Do you have any idea whether you actually have workers' compensation insurance if you need it, or are you trusting your employer to take care of you?
If so, your trust may be misplaced. According to investigative reporters, many North Carolina businesses don't have the required coverage for their employees.
North Carolina law states that employers with three or more employees have to carry workers' compensation insurance in case one of those employees is injured on the job. Not having the insurance is illegal—if the employer is found negligent, meaning his or her noncompliance was essentially out of ignorance or an accidental lapse, the crime is a misdemeanor. If the noncompliance is willful, the crime is a felony.

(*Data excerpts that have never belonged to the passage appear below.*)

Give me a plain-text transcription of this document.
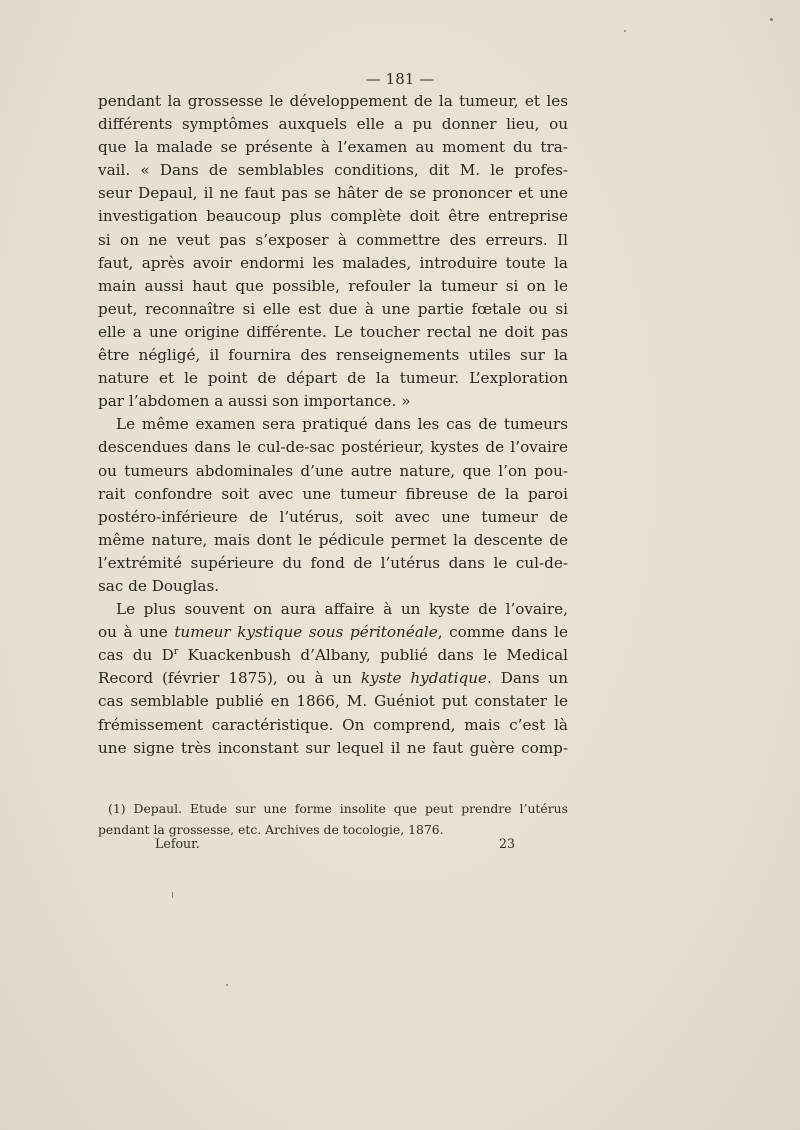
— 181 —
pendant la grossesse le développement de la tumeur, et les
différents symptômes auxquels elle a pu donner lieu, ou
que la malade se présente à l’examen au moment du tra-
vail. « Dans de semblables conditions, dit M. le profes-
seur Depaul, il ne faut pas se hâter de se prononcer et une
investigation beaucoup plus complète doit être entreprise
si on ne veut pas s’exposer à commettre des erreurs. Il
faut, après avoir endormi les malades, introduire toute la
main aussi haut que possible, refouler la tumeur si on le
peut, reconnaître si elle est due à une partie fœtale ou si
elle a une origine différente. Le toucher rectal ne doit pas
être négligé, il fournira des renseignements utiles sur la
nature et le point de départ de la tumeur. L’exploration
par l’abdomen a aussi son importance. »
Le même examen sera pratiqué dans les cas de tumeurs
descendues dans le cul-de-sac postérieur, kystes de l’ovaire
ou tumeurs abdominales d’une autre nature, que l’on pou-
rait confondre soit avec une tumeur fibreuse de la paroi
postéro-inférieure de l’utérus, soit avec une tumeur de
même nature, mais dont le pédicule permet la descente de
l’extrémité supérieure du fond de l’utérus dans le cul-de-
sac de Douglas.
Le plus souvent on aura affaire à un kyste de l’ovaire,
ou à une tumeur kystique sous péritonéale, comme dans le
cas du $D^r$ Kuackenbush d’Albany, publié dans le Medical
Record (février 1875), ou à un kyste hydatique. Dans un
cas semblable publié en 1866, M. Guéniot put constater le
frémissement caractéristique. On comprend, mais c’est là
une signe très inconstant sur lequel il ne faut guère comp-
(1) Depaul. Etude sur une forme insolite que peut prendre l’utérus
pendant la grossesse, etc. Archives de tocologie, 1876.
Lefour.	23
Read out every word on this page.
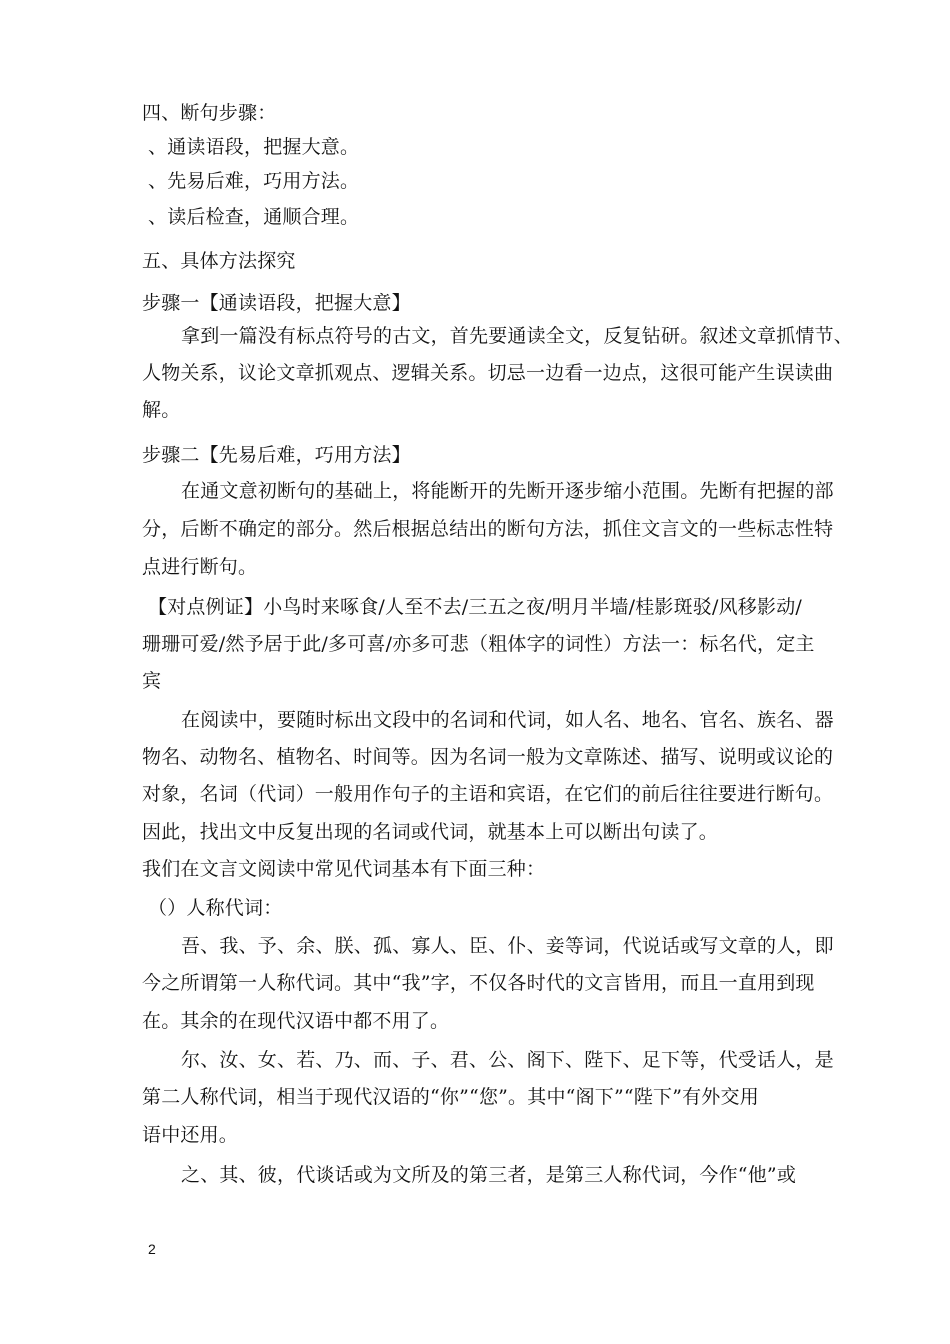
四、断句步骤：
、通读语段，把握大意。
、先易后难，巧用方法。
、读后检查，通顺合理。
五、具体方法探究
步骤一【通读语段，把握大意】
拿到一篇没有标点符号的古文，首先要通读全文，反复钻研。叙述文章抓情节、
人物关系，议论文章抓观点、逻辑关系。切忌一边看一边点，这很可能产生误读曲
解。
步骤二【先易后难，巧用方法】
在通文意初断句的基础上，将能断开的先断开逐步缩小范围。先断有把握的部
分，后断不确定的部分。然后根据总结出的断句方法，抓住文言文的一些标志性特
点进行断句。
【对点例证】小鸟时来啄食/人至不去/三五之夜/明月半墙/桂影斑驳/风移影动/
珊珊可爱/然予居于此/多可喜/亦多可悲（粗体字的词性）方法一：标名代，定主
宾
在阅读中，要随时标出文段中的名词和代词，如人名、地名、官名、族名、器
物名、动物名、植物名、时间等。因为名词一般为文章陈述、描写、说明或议论的
对象，名词（代词）一般用作句子的主语和宾语，在它们的前后往往要进行断句。
因此，找出文中反复出现的名词或代词，就基本上可以断出句读了。
我们在文言文阅读中常见代词基本有下面三种：
（）人称代词：
吾、我、予、余、朕、孤、寡人、臣、仆、妾等词，代说话或写文章的人，即
今之所谓第一人称代词。其中“我”字，不仅各时代的文言皆用，而且一直用到现
在。其余的在现代汉语中都不用了。
尔、汝、女、若、乃、而、子、君、公、阁下、陛下、足下等，代受话人，是
第二人称代词，相当于现代汉语的“你”“您”。其中“阁下”“陛下”有外交用
语中还用。
之、其、彼，代谈话或为文所及的第三者，是第三人称代词，今作“他”或
2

According to a state audit, at least 52,000 businesses lack the required workers' compensation insurance. Since the North Carolina Industrial Commission's new director of Compliance and Fraud Investigations took office in 2013, a database has been established that tries to flag companies who may be non-compliant for investigation.
Originally, the commission could essentially only identify a business that lacked the appropriate insurance once someone got injured and tried to file a claim. In 2013 and early 2014, before the database began, the commission had charged only about 10 employers with breaking the law. Since April of 2014 alone, the commission has brought 1,300 businesses into compliance and collected $2.5 million in penalties.
The types of employers who lack workers' compensation coverage are surprisingly broad. It isn't just factories and construction companies that neglect to get coverage. Other businesses caught without insurance include a dentist, cleaning services, towing companies, a bakery and even an insurance company that sold workers' comp policies.
Not having coverage doesn't relieve an employer of the obligation to pay an injured workers' bills or other compensation—but it makes it hard on the injured worker to collect. They often have to seek a judgment in order to get their fair compensation and hope that they can enforce it.
It's wise to make inquiries about your coverage. Your employer should have no qualms about telling you what company handles their workers' comp plan. If your employer doesn't want to tell you, you might consider that a red flag.
If you are injured on the job, the advice of a workers' compensation attorney can be helpful, especially if you find that your employer has no insurance.